At this year’s Golden Globe Awards event, which was held on January 7, 2018, Oprah Winfrey delivered the speech of a lifetime, as the recipient of the Cecile B. DeMille Award for Lifetime Achievement for her accomplished career in television and movies.
This was no ordinary acceptance speech. Her presentation – both in content and delivery – is one that will endure over time as one of the most powerful of its kind, as you can see on video or listen to on Spotify. It was an opportunity for Oprah to use her dedicated time on the platform to share an important message: “Time’s Up,” a movement begun by women in the entertainment industry to draw attention to and give voice to the pervasive societal issue of sexual harassment and sexual assault. Women attending the Golden Globes event chose to wear black as a visual symbol of their unity and support of Time’s Up. Refreshingly, red carpet interviews with celebrities focused on the Times Up message rather than couture dresses. Time better spent.

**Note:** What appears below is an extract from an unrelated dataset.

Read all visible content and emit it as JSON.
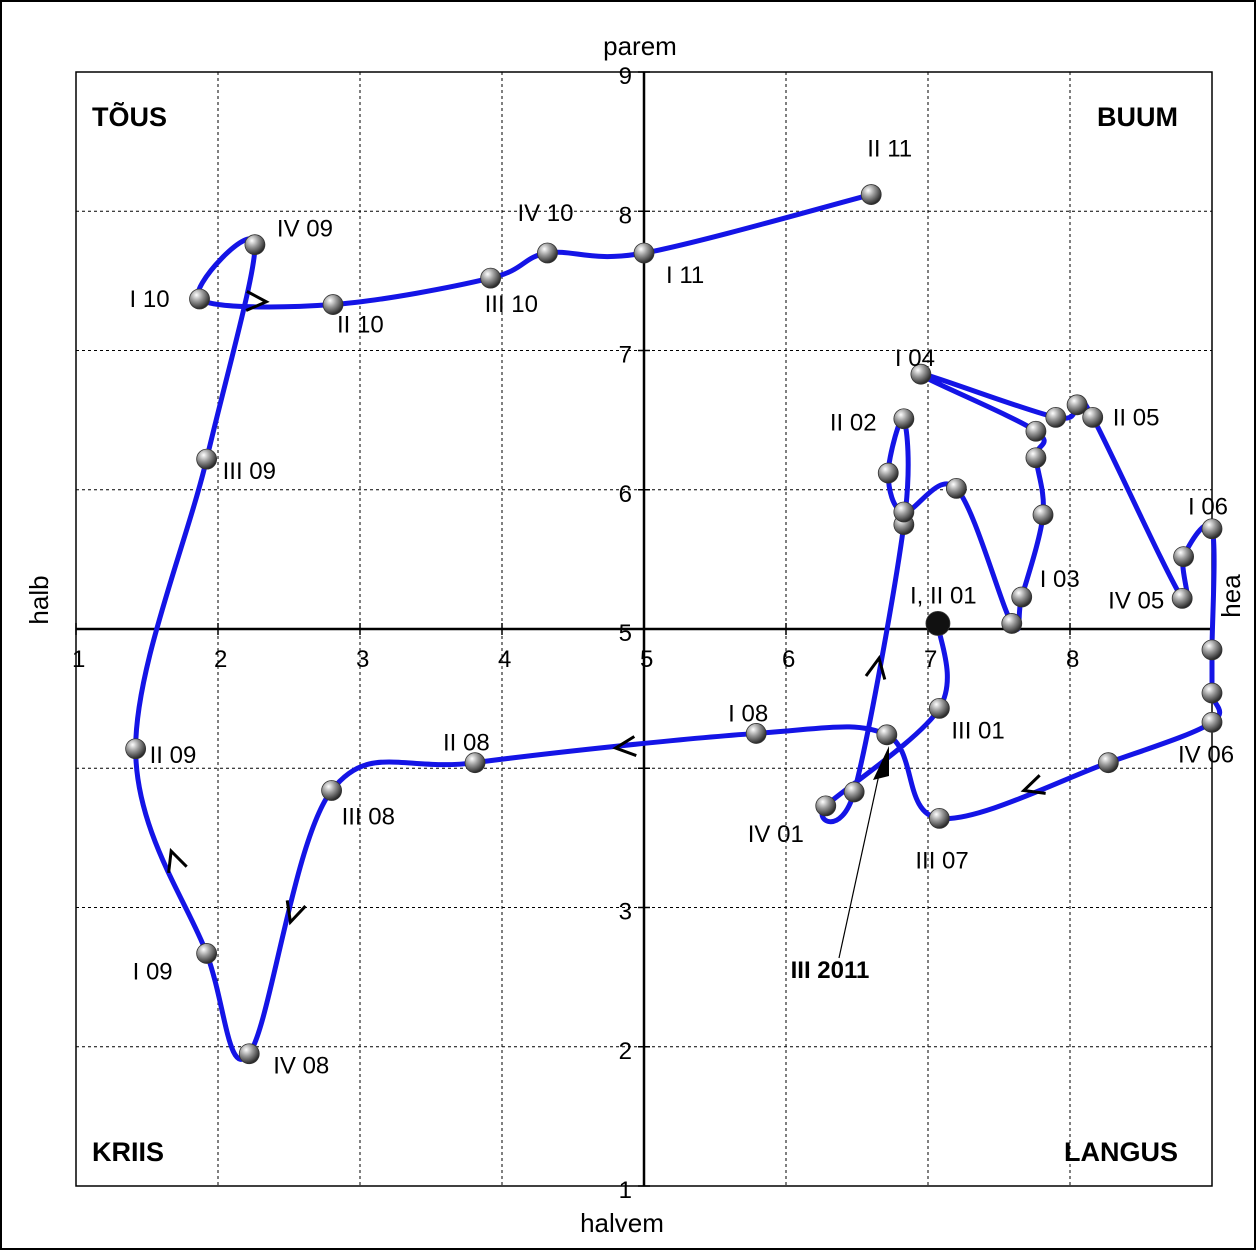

Here’s what made Oprah’s speech so successful and why college professors and speech coaches will be referencing it for years to come:
Attention getting. Oprah opened with an anecdote from her childhood. She remembered at that young age watching television, as an Oscar award for best actor was presented to Sidney Poitier, a black man who served as a positive role model for her. Her story tapped into the emotion of the audience.
Clarity of message. In my presentation skills programs, I remind participants to make their message meaningful and memorable through clarity. Oprah’s message did just that. She communicated her intent clearly and concisely.
Relevance. A message must be relevant to the needs of the audience. In this case, an audience of millions, from ordinary everyday people to celebrities. Her powerful message resonated with people across cultures and socio-economic classes because the time had come to speak openly about an otherwise hushed subject.
Intentional intonation. A good orator uses the voice as an instrument and masters vocal variety. Oprah’s words, so eloquently prepared and delivered, were shared with perfect emphasis and volume.
Use of stories. Stories create an emotional connection with the audience. Oprah shared several stories and personal anecdotes, about her childhood, her hard-working mother, and stories of inspirational female luminaries like Recy Taylor and Rosa Parks.
Selfless content. Oprah’s speech wasn’t about her; it was about a critical societal issue far greater. Audiences often complain about self-centered presenters, saying “All he did was talk about himself. Blah, blah, blah.” Oprah gave voice to a persistent problem in our society, and elevated her message to rise above the ordinary.
Inspiration. Her powerful words provided inspiration to millions of women and girls to speak openly and truthfully about sexually harassment and sexual assault. Those words provided inspiration to all who listened, including men who play an important part in making voices heard. To any disenfranchised people whose voices have gone unheard or who have ever been violated, undervalued or under appreciated in any way there was a recognition that their voices too were being heard.
Power-packed ending. The energy in the room exploded when Oprah emphatically began building her closing remarks with the statement, “A new day is on the horizon…”
So many people were openly inspired and motivated that Oprah’s acceptance speech immediately started a speculative buzz about whether she would consider running for President in 2020. To borrow one of Oprah’s signature phrases, “This I know for sure”…Words really do have power, tremendous power. Words can spark curiosity, command attention, and motivate others to take action. Words can take you to places where you never before imagined or dreamed.
In what way can you incorporate more power into your presentations?
How can you better motivate and inspire others to take action?